A Soldier and A Sailor from Wymington

Private Horace Coley and Seaman William Dickerson

Thursday 4th February 1915: Today there is news of two men from Wymington who are serving their country with the armed forces – one with the army and the other with navy. Seaman William Dickerson, has just celebrated his twenty-first birthday. He has been serving in the Navy for nearly four years and has served on HMS Minerva and HMS Kent, which took part in the Battle of the Falkland Islands where it sunk a German light cruiser. His sister has had a letter in which he says: “I hope you enjoyed your Christmas holiday – I did mine (I don’t think). We do not get much time for writing, and are not allowed to say much about the war. How do you think the Germans will get on now? I reckon they ought to feel a bit ‘nervy’ when they meet our ship.”

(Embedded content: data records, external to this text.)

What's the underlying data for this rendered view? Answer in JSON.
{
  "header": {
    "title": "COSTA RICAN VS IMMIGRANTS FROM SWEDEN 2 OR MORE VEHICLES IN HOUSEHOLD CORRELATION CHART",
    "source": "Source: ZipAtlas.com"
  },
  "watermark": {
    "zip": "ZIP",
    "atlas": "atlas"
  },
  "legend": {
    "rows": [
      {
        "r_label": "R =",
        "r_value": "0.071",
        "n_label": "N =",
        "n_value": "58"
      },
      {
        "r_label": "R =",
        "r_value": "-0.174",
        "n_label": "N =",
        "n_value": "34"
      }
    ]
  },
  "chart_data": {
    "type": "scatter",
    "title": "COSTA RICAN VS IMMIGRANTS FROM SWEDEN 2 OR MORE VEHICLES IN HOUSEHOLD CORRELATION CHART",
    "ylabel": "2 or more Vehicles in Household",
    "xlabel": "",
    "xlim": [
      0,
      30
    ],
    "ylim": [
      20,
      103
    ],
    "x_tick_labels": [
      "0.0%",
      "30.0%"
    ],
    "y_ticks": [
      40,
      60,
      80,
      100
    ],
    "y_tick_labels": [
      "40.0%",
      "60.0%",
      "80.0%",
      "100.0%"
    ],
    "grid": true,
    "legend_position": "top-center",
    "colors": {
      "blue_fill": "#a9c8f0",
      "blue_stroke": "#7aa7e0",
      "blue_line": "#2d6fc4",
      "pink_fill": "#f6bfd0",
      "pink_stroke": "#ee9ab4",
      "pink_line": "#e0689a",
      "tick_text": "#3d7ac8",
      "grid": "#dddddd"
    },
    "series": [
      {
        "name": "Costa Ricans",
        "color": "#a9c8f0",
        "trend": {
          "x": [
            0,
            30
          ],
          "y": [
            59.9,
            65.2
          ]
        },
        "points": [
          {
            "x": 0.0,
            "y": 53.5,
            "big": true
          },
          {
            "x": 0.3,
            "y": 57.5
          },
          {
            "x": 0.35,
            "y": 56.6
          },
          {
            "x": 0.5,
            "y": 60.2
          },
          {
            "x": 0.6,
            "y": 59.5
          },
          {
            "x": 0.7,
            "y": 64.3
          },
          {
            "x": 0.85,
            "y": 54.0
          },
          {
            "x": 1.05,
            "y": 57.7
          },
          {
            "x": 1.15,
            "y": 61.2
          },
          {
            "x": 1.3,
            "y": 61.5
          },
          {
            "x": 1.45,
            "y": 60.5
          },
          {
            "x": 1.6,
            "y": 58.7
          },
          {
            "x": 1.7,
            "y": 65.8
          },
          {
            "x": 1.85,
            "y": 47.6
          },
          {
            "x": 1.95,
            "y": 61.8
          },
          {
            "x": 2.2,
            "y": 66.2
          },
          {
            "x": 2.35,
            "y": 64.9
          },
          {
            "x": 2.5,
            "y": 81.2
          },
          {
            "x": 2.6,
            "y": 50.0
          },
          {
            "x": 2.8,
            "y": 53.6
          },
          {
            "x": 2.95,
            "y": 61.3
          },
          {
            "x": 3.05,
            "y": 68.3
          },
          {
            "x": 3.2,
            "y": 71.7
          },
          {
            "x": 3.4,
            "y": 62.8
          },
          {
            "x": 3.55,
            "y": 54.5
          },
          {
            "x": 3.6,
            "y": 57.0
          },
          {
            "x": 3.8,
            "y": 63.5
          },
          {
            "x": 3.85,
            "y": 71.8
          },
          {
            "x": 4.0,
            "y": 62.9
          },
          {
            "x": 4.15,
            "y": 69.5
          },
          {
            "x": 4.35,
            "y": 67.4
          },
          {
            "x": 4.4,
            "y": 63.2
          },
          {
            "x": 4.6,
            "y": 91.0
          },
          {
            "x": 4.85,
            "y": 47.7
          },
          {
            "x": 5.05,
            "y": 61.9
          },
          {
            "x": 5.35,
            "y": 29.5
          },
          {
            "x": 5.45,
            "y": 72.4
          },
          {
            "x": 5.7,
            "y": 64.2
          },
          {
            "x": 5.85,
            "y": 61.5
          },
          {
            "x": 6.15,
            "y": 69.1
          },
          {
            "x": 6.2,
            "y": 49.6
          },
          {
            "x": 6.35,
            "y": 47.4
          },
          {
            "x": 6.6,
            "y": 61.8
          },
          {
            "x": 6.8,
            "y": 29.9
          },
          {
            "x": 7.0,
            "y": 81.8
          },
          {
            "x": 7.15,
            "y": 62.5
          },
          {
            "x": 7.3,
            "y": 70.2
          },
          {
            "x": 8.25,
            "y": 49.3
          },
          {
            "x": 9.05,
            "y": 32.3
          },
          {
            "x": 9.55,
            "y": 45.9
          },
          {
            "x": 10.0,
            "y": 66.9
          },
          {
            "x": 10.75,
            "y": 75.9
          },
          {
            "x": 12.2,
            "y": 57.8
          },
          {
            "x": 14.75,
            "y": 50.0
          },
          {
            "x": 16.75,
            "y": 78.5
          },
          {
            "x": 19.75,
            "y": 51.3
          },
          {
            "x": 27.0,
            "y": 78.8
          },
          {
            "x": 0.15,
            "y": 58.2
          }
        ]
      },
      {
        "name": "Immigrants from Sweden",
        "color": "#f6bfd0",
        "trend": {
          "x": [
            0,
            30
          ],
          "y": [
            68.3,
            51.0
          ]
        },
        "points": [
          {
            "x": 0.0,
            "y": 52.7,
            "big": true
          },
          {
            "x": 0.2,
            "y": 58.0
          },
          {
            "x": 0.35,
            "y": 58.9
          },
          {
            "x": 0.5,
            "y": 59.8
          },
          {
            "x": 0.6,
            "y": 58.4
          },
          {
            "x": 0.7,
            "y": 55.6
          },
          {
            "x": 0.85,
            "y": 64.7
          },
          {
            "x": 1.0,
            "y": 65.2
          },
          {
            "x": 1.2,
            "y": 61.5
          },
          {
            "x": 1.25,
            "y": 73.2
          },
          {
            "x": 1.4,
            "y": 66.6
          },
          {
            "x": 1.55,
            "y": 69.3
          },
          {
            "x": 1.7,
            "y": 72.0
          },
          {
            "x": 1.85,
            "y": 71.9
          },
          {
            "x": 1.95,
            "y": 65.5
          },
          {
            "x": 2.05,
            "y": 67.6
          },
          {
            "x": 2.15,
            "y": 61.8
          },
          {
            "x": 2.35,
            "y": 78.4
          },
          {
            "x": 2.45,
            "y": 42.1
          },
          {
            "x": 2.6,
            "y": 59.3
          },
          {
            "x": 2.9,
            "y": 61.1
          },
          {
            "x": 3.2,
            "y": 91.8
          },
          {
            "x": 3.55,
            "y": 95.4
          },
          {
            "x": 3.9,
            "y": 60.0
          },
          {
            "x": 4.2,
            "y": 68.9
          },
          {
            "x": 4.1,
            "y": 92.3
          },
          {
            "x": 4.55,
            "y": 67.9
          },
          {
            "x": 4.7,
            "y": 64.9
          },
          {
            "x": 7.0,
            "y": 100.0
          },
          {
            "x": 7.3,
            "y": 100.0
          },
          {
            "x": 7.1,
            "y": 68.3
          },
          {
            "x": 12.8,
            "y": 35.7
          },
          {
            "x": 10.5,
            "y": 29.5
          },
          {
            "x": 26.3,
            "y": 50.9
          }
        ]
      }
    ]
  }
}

Private Horace Coley is home from the Front recovering from being shot. In his view the only thing that is preventing the Allies from winning the war is the difficult transport conditions. He feels that once the roads are passable there will be enough men and guns to drive the Germans back to their own country. Unfortunately as things stand “the fields are quagmires and the roads are little better than a series of mud pools that are quite unsafe for artillery or heavy vehicles to pass over”. In his view another advantage of waiting to attack is that the Germans are wasting large quantities of shells to no purpose. Although he felt “grand” healthwise while at the Front  “it is not nice to see your own pals shot down in front of your eyes. When we first got out there we were ordered into a trench which was little better than a pond, or brook. Half-a-dozen of us got down into the water and mud in order to be out of sight. Before very long all except myself were plunked! A friend of mine, who was standing close to me, happened to raise his head. At the same moment a bullet from a German sniper smashed his skull!”  Still, he says “it would not do to allow fear to get the upper hand of you”. He himself had some narrow escapes, with a shrapnel shell bursting within five yards of him and bullets whizzing past his ears. He was shot when out of the trench going to fetch some rations; a bullet struck him at the side of his heart, went right through his body and came out at the back. He lay bleeding for half-an-hour until he was carried away under continual fire by two stretcher bearers. He was delirious for three days and nights, but is now out of danger and hoping to get well.